Затрезвонил телефон, оповещая меня о том, что пришло назначенное время. Взведённый впопыхах будильник был настоящим чудом. Тяжело, знаете ли, когда тебя раздевают две женщины, справиться с подобным.
Глянув на часы, расплываюсь в мягкой улыбке.
-Действительно пора.
***
Старый ирландский район и раньше представлял из себя не самое приятное зрелище, но теперь, после небольшой войны, он идеально вписывался в остальные районы.
«Тупая шутка».
Подавив раздражение, с болью разглядываю пострадавшие здания, многие из которых с трудом пережили ту ночь.
Обваленные крыши, несколько дыр от попаданий орудий пришельцев, следы крови...

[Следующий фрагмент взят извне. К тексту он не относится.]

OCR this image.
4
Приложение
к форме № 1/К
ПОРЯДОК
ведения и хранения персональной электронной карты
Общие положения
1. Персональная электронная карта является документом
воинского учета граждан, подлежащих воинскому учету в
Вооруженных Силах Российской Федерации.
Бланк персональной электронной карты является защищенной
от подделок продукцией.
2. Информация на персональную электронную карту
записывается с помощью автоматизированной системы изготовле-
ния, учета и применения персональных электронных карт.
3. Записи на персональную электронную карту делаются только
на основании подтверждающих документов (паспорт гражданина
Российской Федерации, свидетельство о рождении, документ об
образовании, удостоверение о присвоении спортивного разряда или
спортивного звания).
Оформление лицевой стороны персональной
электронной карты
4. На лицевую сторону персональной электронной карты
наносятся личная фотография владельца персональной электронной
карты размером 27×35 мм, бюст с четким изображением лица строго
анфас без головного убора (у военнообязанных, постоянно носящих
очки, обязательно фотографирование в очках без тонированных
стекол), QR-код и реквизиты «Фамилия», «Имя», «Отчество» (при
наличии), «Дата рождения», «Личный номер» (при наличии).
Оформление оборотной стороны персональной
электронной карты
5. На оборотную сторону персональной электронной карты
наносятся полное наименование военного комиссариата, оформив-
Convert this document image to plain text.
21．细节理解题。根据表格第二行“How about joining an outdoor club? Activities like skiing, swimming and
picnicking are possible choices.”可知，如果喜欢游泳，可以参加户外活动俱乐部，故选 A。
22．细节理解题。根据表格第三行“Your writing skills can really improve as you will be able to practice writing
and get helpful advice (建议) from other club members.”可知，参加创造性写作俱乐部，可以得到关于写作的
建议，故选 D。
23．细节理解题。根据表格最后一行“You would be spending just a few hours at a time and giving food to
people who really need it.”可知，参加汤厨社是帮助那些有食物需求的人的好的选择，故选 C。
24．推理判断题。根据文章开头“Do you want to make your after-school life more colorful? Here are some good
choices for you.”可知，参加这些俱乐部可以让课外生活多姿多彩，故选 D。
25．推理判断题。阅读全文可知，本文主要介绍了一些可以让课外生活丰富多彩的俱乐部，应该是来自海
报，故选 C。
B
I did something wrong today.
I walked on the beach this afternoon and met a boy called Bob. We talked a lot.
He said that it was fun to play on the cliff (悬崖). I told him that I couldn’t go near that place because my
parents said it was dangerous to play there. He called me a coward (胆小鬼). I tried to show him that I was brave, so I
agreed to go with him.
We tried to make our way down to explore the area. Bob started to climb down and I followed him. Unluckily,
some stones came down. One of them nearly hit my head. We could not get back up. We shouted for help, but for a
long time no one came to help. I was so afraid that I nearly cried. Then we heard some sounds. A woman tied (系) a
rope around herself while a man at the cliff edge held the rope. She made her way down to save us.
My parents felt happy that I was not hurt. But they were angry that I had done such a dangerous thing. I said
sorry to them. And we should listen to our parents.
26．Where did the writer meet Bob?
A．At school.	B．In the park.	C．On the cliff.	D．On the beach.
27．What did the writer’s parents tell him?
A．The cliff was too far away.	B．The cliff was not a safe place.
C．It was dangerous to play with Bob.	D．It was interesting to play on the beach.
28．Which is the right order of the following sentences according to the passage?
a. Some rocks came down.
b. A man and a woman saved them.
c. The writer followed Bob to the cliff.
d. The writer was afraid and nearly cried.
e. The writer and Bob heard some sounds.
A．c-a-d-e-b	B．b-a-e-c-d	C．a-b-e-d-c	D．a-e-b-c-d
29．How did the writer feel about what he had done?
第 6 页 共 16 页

Высматривая знакомые с детства окна, я подмечал разрушенные места, а в голове прокатывался длинный список из имён тех, кто мог пострадать во время катастрофы.
-Слишком много...
Выбросив сигарету, поправляю шляпу, надвигая её на глаза. Мой широкий высокий воротник прикрывал меня от редких порывов пробирающего ветра, заодно закрывая лицо от любопытных взглядов.
Легко вбежав по лестнице, дохожу до знакомой двери, без стука входя внутрь, наверное впервые использовав запасной ключ по назначению.

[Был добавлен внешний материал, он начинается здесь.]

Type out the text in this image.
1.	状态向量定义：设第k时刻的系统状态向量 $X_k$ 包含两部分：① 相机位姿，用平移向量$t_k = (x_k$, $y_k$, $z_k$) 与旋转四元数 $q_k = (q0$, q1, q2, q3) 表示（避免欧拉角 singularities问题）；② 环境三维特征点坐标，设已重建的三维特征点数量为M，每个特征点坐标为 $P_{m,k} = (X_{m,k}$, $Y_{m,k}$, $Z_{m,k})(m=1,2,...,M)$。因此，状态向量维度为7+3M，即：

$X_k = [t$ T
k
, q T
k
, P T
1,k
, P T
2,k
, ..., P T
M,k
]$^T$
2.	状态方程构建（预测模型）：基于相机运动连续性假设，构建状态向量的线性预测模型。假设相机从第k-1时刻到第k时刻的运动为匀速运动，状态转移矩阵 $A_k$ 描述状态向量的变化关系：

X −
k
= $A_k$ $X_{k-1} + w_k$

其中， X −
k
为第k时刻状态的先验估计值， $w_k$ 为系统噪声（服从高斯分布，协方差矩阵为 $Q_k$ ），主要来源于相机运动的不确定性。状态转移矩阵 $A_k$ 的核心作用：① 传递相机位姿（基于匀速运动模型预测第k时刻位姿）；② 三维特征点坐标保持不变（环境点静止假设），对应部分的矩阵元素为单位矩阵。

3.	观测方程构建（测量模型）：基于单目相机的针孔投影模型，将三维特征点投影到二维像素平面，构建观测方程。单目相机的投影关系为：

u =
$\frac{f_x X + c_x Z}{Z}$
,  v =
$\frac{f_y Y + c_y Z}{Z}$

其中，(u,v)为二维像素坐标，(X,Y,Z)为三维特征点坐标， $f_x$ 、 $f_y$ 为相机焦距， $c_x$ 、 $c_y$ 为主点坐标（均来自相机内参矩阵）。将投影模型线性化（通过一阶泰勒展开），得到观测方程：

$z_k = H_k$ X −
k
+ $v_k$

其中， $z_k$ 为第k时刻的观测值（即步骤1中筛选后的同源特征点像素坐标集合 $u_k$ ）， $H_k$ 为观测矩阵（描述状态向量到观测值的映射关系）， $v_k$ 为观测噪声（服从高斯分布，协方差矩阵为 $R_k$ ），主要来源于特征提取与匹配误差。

Внутри был переполох. Разбросанные вещи, открытые чемоданы, куда спешно упаковывалось всё и вся.
С кухни разносился аромат классического ирландского завтрака, а где-то в глубине квартиры матерился батя, пытаясь найти свои вещи, которые мать рассортировала в давние хорошие времена.
-Мэри! Я не могу найти свой костюм!
-Да на кой он тебе сдался? Ты собрался давать концерт в центре помощи беженцам или вести там светские беседы?
-Не... Ну, а вдруг пригодится, а я, так сказать, не по погоде.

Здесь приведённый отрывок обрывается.